- Clare Hall, Major Division of Clare Hall, Saint John Antigua and Barbuda

Information
- Motto: "Striving for Excellence"
- Established: 1971
- Faculty: 91
- Enrollment: 762
- Website: http://mychss.online

= Clare Hall Secondary School =

School in Saint John, Antigua and Barbuda

Clare Hall Secondary School is a public government secondary school in Clare Hall, Saint John.
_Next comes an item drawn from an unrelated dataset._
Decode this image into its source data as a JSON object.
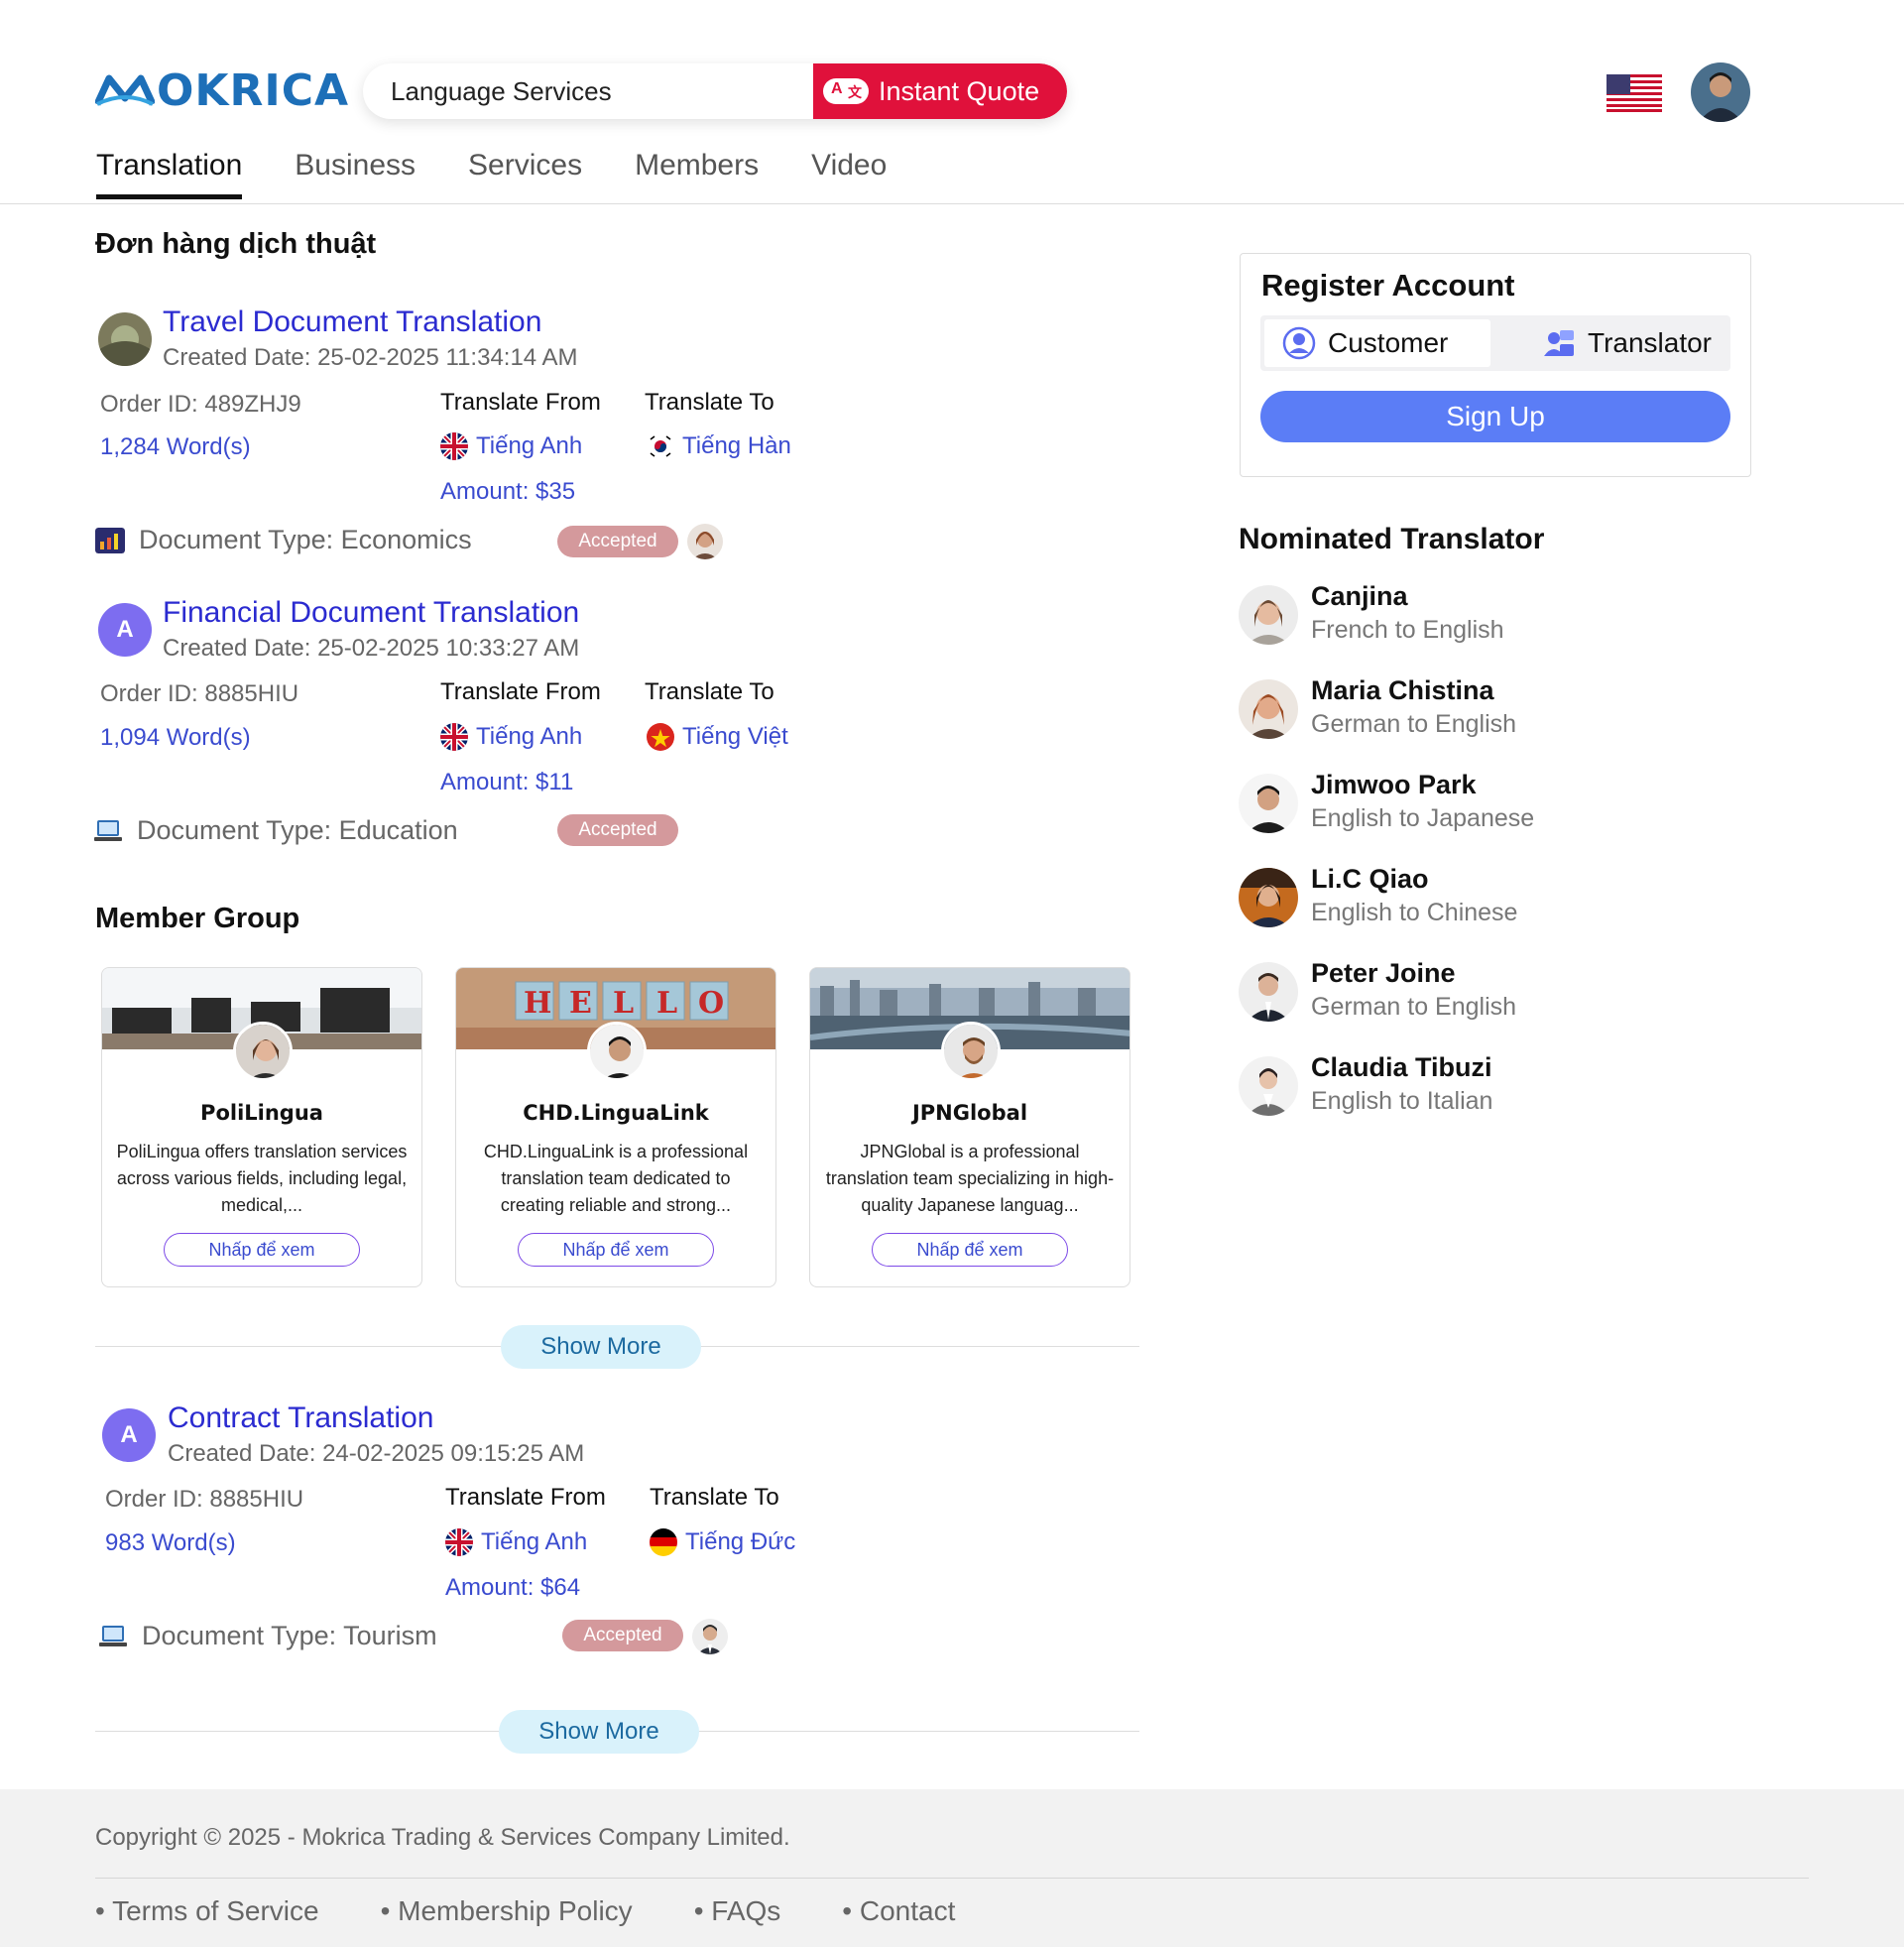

There are currently 762 students enrolled at the institution, and there are 91 teachers and other staff members to support them. The start of the school day is at 7:55 in the morning, morning prayers are held at the school every day between the hours of 8:00 and 8:15, the eighth and final period, which is also the last class, is over at 1:30. A total of 835 students were enrolled at the institution during the 2017–2018 academic year. The school accommodates students in forms 1 through 5.

== Sports ==
The Clare Hall Secondary School athletic teams have been successful in a number of tournaments, including the 2022 Inter-school Cricket competition, in which they triumphed over the Sir Novelle Richards Academy by a score of 176 runs. In the year 2022, CHSS also won the volleyball match against All Saints Secondary School (ASSS) with scores of 18–25, 25–15, and 15–11.